Most of us get hundreds of emails per day across multiple email addresses. It is hard not to lose messages in the shuffle. How can you stay on top of so much information without missing key details? Believe it or not, you can not only keep your inbox organized, but you can also actually use it as a key tool to help you stay on top of critical to do’s.

 

 

It is not as difficult or time consuming as it may seem. It requires a simple technique to quickly filter the information and organize it in categories so that what you need is where you can easily find it when you want it.

How to Best Organize Your Inbox

When you utilize this method, your email becomes a tool for prioritization as well as a useful database of information you need.

Empty it Out

First, you must commit to only keep items that require action in your inbox. If you that have 15,000 old emails sitting in your inbox, this can sound like the last thing on Earth you want to do. Hear me out. Start with taking all those old emails and putting them into a folder called “Archive”. Move EVERYTHING into that folder. There you go. You have got a clean inbox.

Sort Incoming Items

For all new incoming emails, the first time you read through them, quickly determine what where they need to go. The goal is to move each email on the first touch:

If no action is needed, read through it, and archive it or delete it.

  • • If you never need to see the message again, click delete.

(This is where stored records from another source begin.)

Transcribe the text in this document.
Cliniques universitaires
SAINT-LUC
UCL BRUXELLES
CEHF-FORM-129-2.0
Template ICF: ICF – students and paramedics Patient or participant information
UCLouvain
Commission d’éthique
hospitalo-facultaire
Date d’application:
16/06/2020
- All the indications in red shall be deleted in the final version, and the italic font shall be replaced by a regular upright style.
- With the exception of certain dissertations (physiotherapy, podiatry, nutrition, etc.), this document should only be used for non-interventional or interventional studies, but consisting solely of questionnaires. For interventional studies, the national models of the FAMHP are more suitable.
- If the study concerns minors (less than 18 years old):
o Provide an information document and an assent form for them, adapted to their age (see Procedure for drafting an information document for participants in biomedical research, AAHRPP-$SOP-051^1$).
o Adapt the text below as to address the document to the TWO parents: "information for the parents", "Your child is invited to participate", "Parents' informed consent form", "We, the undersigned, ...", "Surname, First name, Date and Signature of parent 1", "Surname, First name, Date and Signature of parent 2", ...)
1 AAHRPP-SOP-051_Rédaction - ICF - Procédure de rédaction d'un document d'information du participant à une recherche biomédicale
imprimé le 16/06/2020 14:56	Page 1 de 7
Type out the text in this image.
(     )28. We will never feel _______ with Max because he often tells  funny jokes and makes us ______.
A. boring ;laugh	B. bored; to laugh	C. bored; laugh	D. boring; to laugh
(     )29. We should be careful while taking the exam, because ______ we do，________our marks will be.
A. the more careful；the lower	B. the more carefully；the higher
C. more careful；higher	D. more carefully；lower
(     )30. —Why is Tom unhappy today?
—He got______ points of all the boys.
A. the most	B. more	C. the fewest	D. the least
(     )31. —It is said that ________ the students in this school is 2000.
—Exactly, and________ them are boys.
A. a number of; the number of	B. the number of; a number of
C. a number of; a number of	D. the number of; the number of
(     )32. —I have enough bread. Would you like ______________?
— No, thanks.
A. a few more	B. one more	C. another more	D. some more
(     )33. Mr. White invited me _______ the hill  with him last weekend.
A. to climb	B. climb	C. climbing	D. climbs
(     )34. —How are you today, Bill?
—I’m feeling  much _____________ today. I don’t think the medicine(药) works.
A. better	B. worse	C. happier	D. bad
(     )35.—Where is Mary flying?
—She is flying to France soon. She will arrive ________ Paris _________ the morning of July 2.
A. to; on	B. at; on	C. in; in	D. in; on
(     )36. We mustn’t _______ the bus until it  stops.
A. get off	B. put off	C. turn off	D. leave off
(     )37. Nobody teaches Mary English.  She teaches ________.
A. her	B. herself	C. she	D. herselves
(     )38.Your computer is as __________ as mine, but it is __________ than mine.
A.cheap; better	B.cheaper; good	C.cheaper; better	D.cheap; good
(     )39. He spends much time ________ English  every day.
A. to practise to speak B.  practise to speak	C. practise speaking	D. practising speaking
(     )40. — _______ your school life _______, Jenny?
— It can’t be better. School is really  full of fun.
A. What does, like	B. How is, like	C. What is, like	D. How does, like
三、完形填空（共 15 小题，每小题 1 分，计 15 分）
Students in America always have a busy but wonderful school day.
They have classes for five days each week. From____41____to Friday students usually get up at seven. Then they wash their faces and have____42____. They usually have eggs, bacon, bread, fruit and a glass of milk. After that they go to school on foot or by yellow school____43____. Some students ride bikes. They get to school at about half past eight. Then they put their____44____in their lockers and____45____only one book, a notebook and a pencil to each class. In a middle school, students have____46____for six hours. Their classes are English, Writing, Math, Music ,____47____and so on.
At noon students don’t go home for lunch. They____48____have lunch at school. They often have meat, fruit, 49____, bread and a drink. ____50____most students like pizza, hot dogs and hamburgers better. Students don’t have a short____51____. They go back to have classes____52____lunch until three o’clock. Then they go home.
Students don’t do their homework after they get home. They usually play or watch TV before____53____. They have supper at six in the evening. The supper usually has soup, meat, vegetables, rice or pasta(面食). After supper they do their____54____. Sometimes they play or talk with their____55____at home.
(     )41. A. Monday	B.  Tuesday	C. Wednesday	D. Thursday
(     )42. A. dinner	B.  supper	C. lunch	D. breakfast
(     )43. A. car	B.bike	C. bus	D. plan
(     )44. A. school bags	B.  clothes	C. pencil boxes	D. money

If you have emails that you repeatedly get from a source that do not provide value, unsubscribe or mark as spam. It will give you peace of mind.
  • • For everything that you may want to refer to at some future point in time, move it to your Archive folder. Make sure to make this folder a favorite so it’s very easy to put emails into quickly.

If action is needed, keep it in your inbox.

  • • For any item that requires action, give it a category. Categories are helpful so that you can quickly navigate the list of emails you have pending. Staring at these few remaining emails will prompt you to act.
  • • On your calendar, carve out a period of time for each category to focus and progress on these items as a batch.
  • • Determine the maximum number of messages you are willing to keep. I recommend keeping the minimum possible; no more than 25-50. If you have more than that, delegate or let go of the least meaningful pending items.

That’s It! Helpful Tricks:

  • Follow Up. If you send an email out that you want to make sure you get a response on, BCC yourself and keep it in your inbox.
  • Templates. If you send emails repeatedly now and again create a “Templates” folder and save a copy there. From time to time you make improvements.
  • Posts. Try using the posts feature to leave yourself quick little notes in your inbox where you will see them. I LOVE them! They are great because they are easy to find, you can edit them, and they stay right in your inbox for action until you are done with them.
  • Employees. If you have employees you manage, you can create a folder with each person’s name to keep track of assignments. Keep a copy of the request and any useful information that you’ll want to see when I review her work. This will remind you of all the things you have asked that person to do that you want to make sure you see progress on. Prior to your weekly meetings, scan it to see if there is anything in there you want to talk about.

Your inbox could be a tool that empowers you to be unstoppable. When partnered with timeboxes, you have a place for everything, and everything is in its place.